Surutapalli is home to an unique temple enshrining the majestic reclining image of Siva, worshipped here as Pallikondeshwarar.
Surutapalli is home to an unique temple enshrining the majestic reclining image of Siva, worshipped here as Pallikondeshwarar. The head of this deity rests on the lap of Goddess Parvati (Sarvamangala). Siva has four arms, one holding the deer, another an elephant goad, the third is kept under the head and the fourth rests on the thigh. God Vishnu is commonly seen in a reclining pose but it is rare to fine Lord Siva in a recumbent posture.
The traditional lore of this temple is connected with the story of the churning of the ocean of milk. When the dreaded poison called Halahala or Kalakuta emerged from this ocean, Siva who was requested by the gods for help, swallowed this poison. He subsequently became tired and it is at Surutapalli that this deity lay down to rest on the lap of Parvati.
There are other sanctums, one of which enshrines a swayambhu (self-manifest) linga, known as Valmikishwarar, believed to have been worshipped by sage Valmiki. Enshrined in a niche on a wall of this shrine is a rare image of Lord Dakshinamurti as this deity is with consort Gowri. Usually Dakshinamurti is seen alone. Here, Dakshinamurti is seated on the bull and sages Patanjali and Vyaghrapada, important Siva devotees, are seen at the deity’s feet.

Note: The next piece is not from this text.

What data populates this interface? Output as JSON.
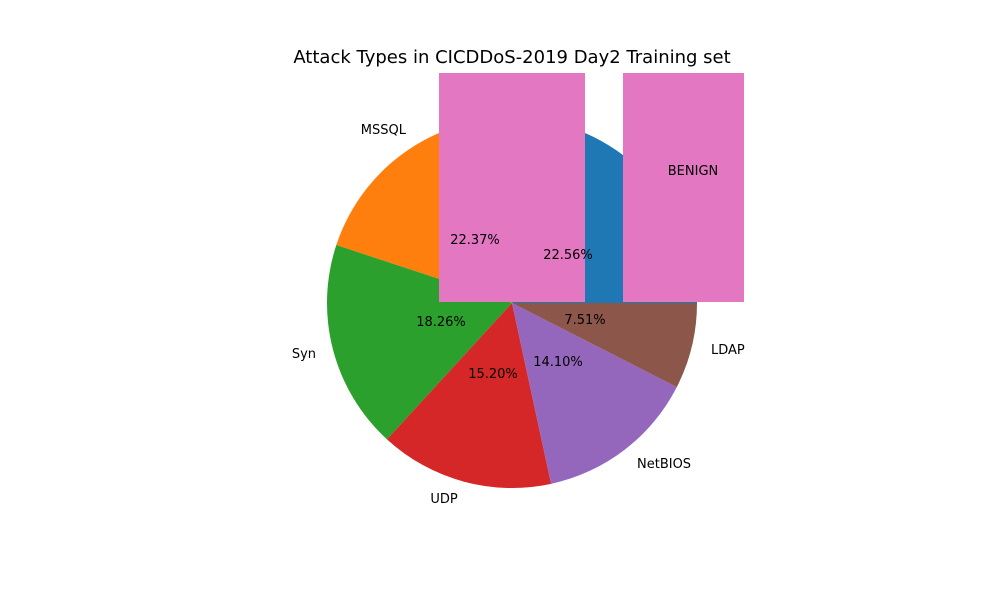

Goddess Parvati, consort of Valmikishwarar, is worshipped as Maragathambikai in a separate sanctum, an interesting feature of which are granite images of Kalpavriksha (divine wish-fulfilling tree) and Kamadhenu (divine cow) on either side of the entrance. Adorning the walls of Parvati’s sanctum are exquisite images of Rajarajeshwari, Lakshmi and Saraswathi. An interesting image of Goddess Durga, holding a conch and discus in the upper hands and with one of the lower hands resting on the thigh and another holding a parrot is seen in this temple.